4.    What challenges have you faced in your career, and how were you supported or how did you overcome them?

I’m sure we have all had this happen to us in one way or another but the common ‘you are not good enough’ and the ‘you don’t have enough experience’ comments come to mind.

I also grew up in a time when gaming was not thought to be a good career move and anything computer related was a boy’s or a man’s field. Mention the word ’gaming’ back then and you’d be met with the ‘it won’t make money’ or ‘it’s just a passing phase, it will never work as a job’.

While these things might have delayed me from getting into the gaming industry, they did not stop me. People who know me, know that I tend not to care what people think of me and if I set my mind to something I will attempt it. 

Lucky for me my friend group is all mostly gamers and I’ve always been treated as one of the gang among them (90% of my friends are guys). They have been my rock when things go bad. I don’t think I would be here if not for some of their support and encouragement.

I also must credit my partner for giving me the confidence to apply for jobs knowing I have the skills even though I might not think I am good enough. 

Thanks to the constant support of my friends and family I have become a very confident person in my skills and abilities and I am not sure I would be there without them. 



5.    What initiatives do you feel best support women in their careers?

Women in Games I think is a great way for other women to network and get advice from other women.

Other good initiatives are showing that the company has a good work-life balance, which can be good for women with families. 

Having a good training and growth platform is wonderful for women who might want a career change or an opportunity to enhance their skills.

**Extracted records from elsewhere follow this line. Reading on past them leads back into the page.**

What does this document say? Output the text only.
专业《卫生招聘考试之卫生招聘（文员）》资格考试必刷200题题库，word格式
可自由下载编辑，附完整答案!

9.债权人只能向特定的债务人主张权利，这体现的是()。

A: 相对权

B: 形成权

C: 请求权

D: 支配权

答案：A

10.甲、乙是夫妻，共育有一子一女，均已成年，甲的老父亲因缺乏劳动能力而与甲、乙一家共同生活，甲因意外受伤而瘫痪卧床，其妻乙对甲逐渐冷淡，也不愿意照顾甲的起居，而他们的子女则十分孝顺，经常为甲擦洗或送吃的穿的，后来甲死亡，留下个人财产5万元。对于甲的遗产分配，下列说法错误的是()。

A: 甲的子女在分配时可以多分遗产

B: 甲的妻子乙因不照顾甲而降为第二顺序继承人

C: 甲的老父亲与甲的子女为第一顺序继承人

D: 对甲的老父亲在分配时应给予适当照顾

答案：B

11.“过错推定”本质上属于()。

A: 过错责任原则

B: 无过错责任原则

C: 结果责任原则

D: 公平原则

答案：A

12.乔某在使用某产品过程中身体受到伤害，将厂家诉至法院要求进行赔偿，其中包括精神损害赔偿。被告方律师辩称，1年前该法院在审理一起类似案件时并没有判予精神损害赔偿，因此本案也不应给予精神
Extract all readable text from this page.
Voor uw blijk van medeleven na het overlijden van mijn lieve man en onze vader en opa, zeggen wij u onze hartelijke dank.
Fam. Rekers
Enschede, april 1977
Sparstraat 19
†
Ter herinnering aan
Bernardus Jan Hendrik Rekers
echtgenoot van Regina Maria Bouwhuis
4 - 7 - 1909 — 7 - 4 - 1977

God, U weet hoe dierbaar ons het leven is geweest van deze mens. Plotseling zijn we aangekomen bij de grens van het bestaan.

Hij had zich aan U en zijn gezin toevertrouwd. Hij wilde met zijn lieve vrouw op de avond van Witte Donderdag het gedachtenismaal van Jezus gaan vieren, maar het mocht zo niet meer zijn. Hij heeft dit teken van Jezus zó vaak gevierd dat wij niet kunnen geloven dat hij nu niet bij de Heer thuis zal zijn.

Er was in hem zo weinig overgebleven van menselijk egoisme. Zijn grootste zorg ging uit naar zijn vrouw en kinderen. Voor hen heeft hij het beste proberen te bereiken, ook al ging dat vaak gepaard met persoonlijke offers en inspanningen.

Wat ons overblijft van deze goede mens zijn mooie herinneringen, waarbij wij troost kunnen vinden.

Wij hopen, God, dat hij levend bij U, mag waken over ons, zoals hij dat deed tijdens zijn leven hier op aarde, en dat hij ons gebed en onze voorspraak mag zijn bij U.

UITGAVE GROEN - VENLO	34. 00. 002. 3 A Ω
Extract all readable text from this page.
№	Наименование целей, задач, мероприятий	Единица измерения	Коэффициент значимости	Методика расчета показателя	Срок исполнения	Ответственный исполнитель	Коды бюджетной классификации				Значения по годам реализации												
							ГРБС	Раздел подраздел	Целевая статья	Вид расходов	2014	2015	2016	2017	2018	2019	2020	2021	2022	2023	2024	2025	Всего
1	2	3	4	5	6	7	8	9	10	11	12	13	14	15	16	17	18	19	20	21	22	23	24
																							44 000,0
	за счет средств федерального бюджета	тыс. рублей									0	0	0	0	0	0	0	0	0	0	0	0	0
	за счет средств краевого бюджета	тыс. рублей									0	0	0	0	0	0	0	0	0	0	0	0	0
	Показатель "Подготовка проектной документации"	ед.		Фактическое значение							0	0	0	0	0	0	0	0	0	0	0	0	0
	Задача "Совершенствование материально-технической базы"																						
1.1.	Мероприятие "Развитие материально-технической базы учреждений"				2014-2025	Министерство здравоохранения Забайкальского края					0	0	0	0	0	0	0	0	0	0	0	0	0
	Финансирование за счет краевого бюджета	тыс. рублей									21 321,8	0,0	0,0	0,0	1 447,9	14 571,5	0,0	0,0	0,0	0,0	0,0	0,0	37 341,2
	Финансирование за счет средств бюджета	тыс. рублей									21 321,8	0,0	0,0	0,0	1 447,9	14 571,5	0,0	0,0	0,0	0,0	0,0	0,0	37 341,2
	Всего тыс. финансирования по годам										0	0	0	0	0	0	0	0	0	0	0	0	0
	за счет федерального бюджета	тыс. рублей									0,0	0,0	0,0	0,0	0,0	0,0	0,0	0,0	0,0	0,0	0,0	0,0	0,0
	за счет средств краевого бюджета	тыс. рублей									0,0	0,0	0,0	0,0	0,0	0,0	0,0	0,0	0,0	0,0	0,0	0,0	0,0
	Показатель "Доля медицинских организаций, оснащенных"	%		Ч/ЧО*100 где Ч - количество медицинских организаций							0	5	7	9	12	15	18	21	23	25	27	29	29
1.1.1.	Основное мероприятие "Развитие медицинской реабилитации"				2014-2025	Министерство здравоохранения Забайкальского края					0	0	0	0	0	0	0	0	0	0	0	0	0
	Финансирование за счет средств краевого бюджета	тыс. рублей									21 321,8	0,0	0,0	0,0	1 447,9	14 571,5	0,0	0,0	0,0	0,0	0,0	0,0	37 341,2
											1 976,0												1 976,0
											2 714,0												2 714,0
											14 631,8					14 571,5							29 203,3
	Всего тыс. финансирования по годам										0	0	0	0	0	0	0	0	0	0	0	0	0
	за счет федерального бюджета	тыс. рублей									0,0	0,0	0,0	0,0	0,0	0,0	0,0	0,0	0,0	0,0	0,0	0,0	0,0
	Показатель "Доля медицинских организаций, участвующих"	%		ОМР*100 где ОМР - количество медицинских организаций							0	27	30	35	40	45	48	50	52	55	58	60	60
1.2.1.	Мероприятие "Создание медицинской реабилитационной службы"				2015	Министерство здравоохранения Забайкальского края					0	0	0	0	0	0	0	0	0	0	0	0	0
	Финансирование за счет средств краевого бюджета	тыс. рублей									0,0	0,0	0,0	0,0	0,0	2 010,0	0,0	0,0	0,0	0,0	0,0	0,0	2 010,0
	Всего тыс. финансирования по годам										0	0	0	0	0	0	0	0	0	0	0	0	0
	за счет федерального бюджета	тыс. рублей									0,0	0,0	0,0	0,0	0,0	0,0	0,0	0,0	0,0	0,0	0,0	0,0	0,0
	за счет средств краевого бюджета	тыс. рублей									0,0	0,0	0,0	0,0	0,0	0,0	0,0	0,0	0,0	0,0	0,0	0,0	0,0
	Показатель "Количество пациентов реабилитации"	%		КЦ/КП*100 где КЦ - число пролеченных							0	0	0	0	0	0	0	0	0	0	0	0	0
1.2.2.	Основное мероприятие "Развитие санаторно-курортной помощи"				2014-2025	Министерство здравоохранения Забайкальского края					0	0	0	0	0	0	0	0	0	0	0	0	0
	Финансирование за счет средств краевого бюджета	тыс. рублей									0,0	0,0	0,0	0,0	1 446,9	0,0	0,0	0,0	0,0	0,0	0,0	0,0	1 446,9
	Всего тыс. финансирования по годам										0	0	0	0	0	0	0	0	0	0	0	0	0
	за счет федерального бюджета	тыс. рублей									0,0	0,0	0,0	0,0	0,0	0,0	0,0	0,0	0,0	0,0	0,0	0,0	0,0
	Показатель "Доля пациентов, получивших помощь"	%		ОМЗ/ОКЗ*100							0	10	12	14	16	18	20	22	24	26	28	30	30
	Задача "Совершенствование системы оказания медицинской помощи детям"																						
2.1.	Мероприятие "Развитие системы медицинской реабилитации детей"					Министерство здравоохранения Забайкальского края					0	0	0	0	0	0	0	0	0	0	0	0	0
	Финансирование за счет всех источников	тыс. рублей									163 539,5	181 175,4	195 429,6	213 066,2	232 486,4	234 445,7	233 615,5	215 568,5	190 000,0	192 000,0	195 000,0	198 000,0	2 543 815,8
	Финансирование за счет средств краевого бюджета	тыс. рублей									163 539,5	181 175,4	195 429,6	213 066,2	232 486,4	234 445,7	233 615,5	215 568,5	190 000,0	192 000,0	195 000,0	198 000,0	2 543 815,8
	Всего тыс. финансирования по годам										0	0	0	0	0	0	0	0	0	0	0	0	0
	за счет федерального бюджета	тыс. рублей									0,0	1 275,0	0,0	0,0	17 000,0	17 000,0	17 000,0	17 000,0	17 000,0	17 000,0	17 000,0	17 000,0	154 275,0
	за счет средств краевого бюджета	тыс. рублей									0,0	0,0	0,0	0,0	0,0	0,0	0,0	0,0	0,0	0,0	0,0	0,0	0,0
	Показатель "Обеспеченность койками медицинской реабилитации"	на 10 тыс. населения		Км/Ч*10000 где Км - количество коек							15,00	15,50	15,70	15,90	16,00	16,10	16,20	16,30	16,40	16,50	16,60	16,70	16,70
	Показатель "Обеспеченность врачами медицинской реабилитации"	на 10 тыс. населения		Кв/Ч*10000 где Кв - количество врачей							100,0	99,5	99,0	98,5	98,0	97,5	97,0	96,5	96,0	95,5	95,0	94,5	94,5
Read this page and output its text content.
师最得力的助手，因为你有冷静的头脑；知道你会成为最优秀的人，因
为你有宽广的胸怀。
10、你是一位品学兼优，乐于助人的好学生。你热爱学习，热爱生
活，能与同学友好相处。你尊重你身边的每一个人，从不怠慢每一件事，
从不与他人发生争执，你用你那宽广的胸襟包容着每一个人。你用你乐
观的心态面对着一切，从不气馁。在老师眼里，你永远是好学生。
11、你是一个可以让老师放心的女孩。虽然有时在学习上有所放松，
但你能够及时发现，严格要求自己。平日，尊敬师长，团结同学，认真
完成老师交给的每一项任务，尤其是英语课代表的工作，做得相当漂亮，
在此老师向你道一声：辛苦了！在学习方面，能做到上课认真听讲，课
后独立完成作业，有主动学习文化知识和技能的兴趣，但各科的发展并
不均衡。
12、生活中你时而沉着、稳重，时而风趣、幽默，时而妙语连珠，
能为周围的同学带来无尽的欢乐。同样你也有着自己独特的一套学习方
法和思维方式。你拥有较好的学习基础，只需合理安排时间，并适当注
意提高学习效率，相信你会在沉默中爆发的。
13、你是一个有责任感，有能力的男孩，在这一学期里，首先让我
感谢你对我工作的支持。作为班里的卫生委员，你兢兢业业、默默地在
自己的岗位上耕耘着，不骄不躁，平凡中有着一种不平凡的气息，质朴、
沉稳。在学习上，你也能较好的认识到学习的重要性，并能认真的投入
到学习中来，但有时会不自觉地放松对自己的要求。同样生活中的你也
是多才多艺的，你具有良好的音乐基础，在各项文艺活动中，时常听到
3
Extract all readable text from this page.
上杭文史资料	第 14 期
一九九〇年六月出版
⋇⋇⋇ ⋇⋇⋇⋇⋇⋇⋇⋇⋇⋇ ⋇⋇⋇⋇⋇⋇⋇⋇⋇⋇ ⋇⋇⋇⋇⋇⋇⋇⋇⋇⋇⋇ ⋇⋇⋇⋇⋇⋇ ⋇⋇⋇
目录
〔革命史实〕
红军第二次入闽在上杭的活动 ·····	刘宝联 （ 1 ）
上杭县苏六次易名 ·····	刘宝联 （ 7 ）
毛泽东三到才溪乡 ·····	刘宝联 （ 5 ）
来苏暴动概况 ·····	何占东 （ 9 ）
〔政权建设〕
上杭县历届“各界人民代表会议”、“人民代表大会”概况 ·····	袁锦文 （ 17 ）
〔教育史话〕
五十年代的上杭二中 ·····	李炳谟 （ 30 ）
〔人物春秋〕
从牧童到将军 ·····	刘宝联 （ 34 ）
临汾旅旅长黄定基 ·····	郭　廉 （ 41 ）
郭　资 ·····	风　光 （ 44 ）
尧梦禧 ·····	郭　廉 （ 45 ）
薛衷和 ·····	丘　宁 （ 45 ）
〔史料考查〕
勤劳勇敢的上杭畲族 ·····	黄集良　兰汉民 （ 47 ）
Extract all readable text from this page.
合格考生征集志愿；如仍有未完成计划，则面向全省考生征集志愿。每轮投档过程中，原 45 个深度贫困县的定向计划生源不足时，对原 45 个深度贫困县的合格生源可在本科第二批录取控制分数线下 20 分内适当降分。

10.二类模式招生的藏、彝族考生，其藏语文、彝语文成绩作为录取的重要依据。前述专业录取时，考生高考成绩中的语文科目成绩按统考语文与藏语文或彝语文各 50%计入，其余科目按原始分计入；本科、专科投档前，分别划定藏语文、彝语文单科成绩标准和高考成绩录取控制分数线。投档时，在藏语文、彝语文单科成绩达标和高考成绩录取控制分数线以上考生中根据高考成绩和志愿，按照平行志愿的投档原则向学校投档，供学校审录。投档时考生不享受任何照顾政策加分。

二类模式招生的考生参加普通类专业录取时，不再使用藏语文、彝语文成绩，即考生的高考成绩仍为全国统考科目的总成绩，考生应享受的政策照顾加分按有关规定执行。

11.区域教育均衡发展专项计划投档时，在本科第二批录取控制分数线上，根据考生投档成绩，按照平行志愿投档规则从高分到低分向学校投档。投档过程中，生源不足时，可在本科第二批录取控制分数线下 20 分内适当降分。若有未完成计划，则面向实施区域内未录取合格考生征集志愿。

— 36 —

And just empowering women to be heard and know they are listened to. 



6.    What do you enjoy the most about working at Outplay?

The people I have met and the challenges that I have with the role. I love how at Outplay you are encouraged to learn and develop skills through Outplay Academy, this is something that I have not seen in other companies. 


7.    What have been some of your career highlights?

My highlights cover a range of careers, not all within the gaming industry.

  • The first one has to be in my very first job where I was featured in a news article on fashion styling. This was when I first started out as a Personal Stylist.
  • The next one would also be from the same job, by now I had been promoted to Senior, Executive looking after their CRM and loyalty programs - it was when I did a presentation to the Heads and Senior Managers for the rebranding of one of the store’s loyalty cards. Sadly I left that role before I could see that project through.
  • Seeing great CSAT scores and happy feedback from customers has to be a highlight in any support role.
  • Finally my current highlight is getting the job at Outplay and seeing what the future will hold



8.    What are you most looking forward to in 2023?

The new challenges and anything the new year will throw at us, be it good or bad or anything in between. 


9.    What is a piece of advice you would give women thinking about joining the games industry?

Don’t ever let anyone tell you, ‘You can’t do something’. If you have a dream go for it, be it in the games industry or anything else. Don’t be scared if you are the only girl in the class or room. 

Skills can be learned and the game industry isn’t all just coders and producers. Find out what you like and even if it’s in customer support there is a role for you in the game industry. Learn new skills as you go along and evolve to find your place.

You will have hurdles and you will have people tell you, you’re not good enough but don’t let that hold you back instead use it to make you stronger and more determined to succeed. 

You do you, and what will make you happy.